What’s this? Ava thought. Not that.
“You look about my size,” she said. “Take off your shirt and jeans. Be right back.” She left the room. Her cup of tea turned cold. Ava sat in her panties, taking deep conscious breaths and sipping her tea. She imagined herself in a diner painting by Edward Hopper. When she noticed that Tess’s tea had turned cold, she nuked it in a small microwave over the stove and retrieved it just as Tess returned. “Thank you for that,” Tess said. She carried an armful of clothes. “Old stuff,” she said, “but still quality. Let’s have a fashion show.”
Ava modeled the clothes. Tess was right. They fit her like a glove. It might have been a lark, two girls having some fun, but Tess, sipping her nuked tea, stared at Ava as she posed and strutted as if the two of them were after a cure for cancer.
“They’ll do,” Tess said, still unsmiling.
Tess turned out to be a joker even in bed. The sex was pleasant, the aftermath less so. When Ava felt rage building and Tess started snoring up a storm, she thought about crawling off to sleep in the bath—the image an echo from some ancient song she could no longer remember—and instead gathered up her things, including the clothing from Tess and, to assuage her rage, the pair of turquoise earrings that Tess has placed inside a bedside drawer, and found her way to the mattress in the garage, where she surprised herself by sleeping like a stone until dawn.
***
Serena stood in the shower as long as she could before somebody shouted at her to get the hell done so somebody else could have a go. The hot water cleaned off the sweat and stink of the road but knocked her out. She crawled into her tent, put the duffel under her head, tucked the pack beside her as if cradling a lover to keep it safe, and went deaf and dumb for a good, long time. When she woke, it was midmorning.

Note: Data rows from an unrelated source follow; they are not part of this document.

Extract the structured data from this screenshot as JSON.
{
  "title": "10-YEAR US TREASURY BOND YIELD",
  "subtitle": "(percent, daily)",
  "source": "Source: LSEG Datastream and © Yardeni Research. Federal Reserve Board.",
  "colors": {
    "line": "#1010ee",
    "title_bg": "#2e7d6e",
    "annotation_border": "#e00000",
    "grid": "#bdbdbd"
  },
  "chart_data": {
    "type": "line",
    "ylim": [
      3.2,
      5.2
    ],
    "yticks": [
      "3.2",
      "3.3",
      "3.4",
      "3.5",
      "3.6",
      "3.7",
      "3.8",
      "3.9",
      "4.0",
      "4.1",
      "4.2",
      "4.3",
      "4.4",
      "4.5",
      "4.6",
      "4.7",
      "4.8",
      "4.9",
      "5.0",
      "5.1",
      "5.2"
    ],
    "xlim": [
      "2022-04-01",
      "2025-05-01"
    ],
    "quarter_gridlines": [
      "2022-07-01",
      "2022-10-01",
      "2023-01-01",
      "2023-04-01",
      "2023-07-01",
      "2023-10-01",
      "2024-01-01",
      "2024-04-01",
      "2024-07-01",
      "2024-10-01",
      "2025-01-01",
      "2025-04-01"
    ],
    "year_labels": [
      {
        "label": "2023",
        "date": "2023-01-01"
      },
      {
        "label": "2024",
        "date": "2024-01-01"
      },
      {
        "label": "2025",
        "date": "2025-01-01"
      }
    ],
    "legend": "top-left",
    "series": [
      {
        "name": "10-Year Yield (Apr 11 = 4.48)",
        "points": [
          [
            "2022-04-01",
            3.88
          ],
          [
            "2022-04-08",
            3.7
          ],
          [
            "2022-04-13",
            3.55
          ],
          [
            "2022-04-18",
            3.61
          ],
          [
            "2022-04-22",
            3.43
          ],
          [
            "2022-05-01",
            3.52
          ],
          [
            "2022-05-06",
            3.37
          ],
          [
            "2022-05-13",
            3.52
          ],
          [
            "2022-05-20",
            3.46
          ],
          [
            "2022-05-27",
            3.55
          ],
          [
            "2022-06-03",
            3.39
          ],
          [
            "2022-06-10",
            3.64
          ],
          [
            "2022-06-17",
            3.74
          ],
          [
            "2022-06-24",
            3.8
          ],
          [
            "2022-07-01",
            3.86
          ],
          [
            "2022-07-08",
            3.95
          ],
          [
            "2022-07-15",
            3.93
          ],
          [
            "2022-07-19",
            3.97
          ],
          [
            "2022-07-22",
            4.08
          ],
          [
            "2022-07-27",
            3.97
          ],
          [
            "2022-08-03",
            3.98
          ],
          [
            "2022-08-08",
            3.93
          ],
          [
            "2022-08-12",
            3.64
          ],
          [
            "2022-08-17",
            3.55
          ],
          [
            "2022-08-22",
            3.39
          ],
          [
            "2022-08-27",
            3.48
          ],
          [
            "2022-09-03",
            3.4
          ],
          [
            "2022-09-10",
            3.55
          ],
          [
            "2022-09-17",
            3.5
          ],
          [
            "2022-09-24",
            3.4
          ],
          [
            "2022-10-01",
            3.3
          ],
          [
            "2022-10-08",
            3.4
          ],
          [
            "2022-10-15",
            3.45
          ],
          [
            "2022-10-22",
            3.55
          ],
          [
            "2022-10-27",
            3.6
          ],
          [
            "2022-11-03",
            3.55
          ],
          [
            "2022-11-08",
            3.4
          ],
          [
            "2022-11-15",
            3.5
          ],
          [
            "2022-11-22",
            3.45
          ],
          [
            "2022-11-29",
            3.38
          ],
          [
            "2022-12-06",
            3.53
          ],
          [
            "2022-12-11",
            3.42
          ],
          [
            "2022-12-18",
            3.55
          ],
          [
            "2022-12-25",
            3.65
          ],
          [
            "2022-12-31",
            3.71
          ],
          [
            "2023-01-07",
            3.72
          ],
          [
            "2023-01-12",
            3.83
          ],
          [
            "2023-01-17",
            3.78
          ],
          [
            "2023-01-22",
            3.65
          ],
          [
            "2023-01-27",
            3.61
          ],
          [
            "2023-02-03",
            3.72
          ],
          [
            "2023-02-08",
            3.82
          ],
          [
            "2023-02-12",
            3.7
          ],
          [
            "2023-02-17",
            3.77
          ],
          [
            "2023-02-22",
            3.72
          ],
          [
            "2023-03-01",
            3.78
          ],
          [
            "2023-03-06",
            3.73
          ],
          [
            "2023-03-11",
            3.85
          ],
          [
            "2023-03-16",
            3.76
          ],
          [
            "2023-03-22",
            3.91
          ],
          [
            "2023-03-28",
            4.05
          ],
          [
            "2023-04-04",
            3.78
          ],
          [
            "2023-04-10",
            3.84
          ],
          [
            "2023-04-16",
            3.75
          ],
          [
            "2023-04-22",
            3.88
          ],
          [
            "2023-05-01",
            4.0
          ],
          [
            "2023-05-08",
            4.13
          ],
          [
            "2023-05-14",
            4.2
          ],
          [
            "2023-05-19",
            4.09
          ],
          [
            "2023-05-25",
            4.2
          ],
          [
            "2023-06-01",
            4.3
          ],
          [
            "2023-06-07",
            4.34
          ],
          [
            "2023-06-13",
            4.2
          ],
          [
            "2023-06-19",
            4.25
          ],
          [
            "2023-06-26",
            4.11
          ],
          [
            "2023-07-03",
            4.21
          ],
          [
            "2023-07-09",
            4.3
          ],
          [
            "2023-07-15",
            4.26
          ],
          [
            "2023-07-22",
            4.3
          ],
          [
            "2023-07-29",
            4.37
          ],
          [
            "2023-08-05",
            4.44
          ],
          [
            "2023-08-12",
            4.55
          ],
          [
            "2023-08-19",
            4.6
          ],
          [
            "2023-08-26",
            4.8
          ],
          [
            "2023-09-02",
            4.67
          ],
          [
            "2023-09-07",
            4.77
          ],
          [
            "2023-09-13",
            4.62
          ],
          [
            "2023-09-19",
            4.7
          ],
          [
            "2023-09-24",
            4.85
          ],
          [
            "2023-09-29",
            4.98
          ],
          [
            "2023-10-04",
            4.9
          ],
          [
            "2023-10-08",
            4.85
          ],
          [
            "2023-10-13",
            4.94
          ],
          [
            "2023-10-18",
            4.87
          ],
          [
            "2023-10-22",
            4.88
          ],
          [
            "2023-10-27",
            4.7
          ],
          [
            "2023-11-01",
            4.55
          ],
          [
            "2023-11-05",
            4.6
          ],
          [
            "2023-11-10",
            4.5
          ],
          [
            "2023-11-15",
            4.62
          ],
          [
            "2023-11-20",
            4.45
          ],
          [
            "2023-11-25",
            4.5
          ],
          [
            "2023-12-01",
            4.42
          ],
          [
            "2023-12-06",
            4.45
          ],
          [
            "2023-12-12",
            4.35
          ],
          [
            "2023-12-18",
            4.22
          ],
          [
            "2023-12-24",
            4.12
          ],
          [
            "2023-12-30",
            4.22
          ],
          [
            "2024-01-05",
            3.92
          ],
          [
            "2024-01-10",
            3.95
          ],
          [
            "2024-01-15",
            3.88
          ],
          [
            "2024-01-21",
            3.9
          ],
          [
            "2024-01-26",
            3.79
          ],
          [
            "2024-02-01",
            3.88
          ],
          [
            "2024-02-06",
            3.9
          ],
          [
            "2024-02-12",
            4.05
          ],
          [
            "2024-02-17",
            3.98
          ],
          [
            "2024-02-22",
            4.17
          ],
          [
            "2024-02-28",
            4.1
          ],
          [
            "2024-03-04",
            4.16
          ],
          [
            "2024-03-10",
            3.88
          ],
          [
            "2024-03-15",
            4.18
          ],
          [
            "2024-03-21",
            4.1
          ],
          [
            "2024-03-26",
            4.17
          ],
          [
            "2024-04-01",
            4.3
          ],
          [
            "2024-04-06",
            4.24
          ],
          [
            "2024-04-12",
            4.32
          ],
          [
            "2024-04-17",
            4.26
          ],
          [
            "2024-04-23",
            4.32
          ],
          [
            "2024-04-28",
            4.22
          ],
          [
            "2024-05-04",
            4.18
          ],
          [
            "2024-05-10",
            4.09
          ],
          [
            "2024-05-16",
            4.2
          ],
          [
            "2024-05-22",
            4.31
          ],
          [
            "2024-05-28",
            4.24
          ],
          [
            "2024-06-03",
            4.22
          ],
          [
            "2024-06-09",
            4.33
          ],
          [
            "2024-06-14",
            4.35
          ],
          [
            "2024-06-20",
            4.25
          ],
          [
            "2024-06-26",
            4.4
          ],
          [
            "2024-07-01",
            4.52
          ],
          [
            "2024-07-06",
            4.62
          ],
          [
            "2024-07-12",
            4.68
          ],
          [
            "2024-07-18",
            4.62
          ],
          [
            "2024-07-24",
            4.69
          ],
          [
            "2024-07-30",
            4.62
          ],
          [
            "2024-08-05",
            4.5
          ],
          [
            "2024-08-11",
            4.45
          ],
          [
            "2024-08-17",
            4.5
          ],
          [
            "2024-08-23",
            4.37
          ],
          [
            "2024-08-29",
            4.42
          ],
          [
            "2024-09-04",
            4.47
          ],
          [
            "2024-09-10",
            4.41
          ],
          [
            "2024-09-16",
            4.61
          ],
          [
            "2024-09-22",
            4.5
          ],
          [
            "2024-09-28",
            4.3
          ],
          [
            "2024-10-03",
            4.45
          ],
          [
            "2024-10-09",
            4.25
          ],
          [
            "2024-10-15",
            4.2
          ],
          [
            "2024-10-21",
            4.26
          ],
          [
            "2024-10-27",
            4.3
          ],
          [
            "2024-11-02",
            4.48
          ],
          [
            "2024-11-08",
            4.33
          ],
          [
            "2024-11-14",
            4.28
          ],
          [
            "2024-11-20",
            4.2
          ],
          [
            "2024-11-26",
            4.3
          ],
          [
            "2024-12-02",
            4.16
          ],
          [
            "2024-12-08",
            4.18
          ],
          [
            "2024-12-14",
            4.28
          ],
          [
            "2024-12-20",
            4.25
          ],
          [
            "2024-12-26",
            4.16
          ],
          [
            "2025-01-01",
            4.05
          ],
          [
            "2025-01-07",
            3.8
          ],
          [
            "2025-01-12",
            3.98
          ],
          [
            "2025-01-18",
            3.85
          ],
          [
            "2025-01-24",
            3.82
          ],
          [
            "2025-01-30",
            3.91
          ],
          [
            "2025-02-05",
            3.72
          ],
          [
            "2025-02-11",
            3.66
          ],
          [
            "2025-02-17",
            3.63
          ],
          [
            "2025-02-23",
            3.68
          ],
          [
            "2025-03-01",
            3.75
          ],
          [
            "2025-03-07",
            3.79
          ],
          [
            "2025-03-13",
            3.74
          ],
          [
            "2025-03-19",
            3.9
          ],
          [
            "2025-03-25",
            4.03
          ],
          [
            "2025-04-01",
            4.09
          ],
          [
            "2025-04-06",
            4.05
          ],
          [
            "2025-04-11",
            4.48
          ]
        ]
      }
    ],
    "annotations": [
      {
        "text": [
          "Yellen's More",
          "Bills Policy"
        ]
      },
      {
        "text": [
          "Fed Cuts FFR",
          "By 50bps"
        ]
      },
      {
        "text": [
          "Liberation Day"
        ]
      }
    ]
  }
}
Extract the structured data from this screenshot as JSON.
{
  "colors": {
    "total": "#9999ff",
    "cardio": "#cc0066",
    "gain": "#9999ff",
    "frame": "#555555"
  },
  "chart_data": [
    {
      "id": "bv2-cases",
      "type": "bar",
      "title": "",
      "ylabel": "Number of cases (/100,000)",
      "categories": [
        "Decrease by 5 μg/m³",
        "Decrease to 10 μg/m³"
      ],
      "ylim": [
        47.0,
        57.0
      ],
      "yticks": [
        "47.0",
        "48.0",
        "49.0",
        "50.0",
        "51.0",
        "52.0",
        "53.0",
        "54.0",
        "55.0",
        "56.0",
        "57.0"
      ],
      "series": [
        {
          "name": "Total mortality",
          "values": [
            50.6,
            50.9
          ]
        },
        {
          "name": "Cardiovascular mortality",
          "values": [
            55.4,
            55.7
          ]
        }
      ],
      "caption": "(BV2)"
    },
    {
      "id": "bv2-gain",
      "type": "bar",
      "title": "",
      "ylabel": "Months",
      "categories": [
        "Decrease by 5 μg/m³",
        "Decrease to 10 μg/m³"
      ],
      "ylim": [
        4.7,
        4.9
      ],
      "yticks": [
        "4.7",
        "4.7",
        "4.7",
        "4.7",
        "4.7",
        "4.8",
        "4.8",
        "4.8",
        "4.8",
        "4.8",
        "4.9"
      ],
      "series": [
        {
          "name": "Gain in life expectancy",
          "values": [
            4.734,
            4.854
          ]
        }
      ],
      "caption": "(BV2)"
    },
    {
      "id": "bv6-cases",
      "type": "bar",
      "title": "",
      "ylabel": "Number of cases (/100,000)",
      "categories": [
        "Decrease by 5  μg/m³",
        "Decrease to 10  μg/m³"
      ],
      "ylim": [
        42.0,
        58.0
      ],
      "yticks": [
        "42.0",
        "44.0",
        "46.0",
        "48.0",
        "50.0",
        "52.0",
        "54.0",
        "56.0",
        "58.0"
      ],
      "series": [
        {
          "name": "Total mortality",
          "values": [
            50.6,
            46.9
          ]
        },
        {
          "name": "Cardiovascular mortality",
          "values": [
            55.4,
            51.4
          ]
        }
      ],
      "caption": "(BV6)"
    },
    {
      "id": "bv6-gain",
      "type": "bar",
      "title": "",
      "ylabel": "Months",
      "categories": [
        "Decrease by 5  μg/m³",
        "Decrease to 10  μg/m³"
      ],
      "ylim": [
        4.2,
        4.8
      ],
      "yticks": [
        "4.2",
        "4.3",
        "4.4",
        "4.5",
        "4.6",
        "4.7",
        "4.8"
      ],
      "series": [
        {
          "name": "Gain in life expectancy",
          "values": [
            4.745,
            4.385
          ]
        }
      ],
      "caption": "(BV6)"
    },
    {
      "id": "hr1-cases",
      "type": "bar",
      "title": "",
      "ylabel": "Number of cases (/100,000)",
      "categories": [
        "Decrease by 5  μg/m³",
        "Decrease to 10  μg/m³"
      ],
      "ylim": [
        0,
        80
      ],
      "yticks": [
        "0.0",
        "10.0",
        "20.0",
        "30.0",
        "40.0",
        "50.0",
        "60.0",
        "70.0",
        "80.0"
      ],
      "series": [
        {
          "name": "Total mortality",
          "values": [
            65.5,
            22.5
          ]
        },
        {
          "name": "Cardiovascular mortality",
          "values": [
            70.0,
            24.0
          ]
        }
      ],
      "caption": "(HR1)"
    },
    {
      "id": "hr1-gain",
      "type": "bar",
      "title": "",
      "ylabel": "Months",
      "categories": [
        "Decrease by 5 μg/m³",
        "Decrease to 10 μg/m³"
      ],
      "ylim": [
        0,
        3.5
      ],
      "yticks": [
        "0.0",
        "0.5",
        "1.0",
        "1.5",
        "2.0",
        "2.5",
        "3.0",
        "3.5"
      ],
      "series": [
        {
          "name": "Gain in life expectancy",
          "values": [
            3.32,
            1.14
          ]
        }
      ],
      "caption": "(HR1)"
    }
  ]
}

Wander had a pot of coffee keeping warm on the propane burner placed on a card table with folding legs that she had set up outside like a lemonade stand. She motioned to Serena, who was groggy, and the two of them sat with coffee mugs and took in the sights. The two young women who had sat up front with Wander were gone. “One has a boyfriend here,” Wander said. “They might or might not be back anytime soon.” When Serena asked about the old couple, Wander pulled one of her ludicrous jet-black pigtails as if tugging on her brain pan with it and rolled her eyes. “God only knows. I’ve put out word around camp that they need something more permanent at their age than I can provide.” She stared off into the middle distance; Serena followed her gaze but saw nothing except a cascade of vans, tents, and RVs, with stunted trees here and there. “Don’t get me wrong,” Wander said. “They’ve paid their way. Up-front. Social Security and something in the bank. I’m happy for it, but I’m no caretaker.”
Serena was only half listening. “Huh,” she said, hoping the grunt sounded commiserative. “I want to beat it today, go downtown, find a room if I can. You have any ideas?”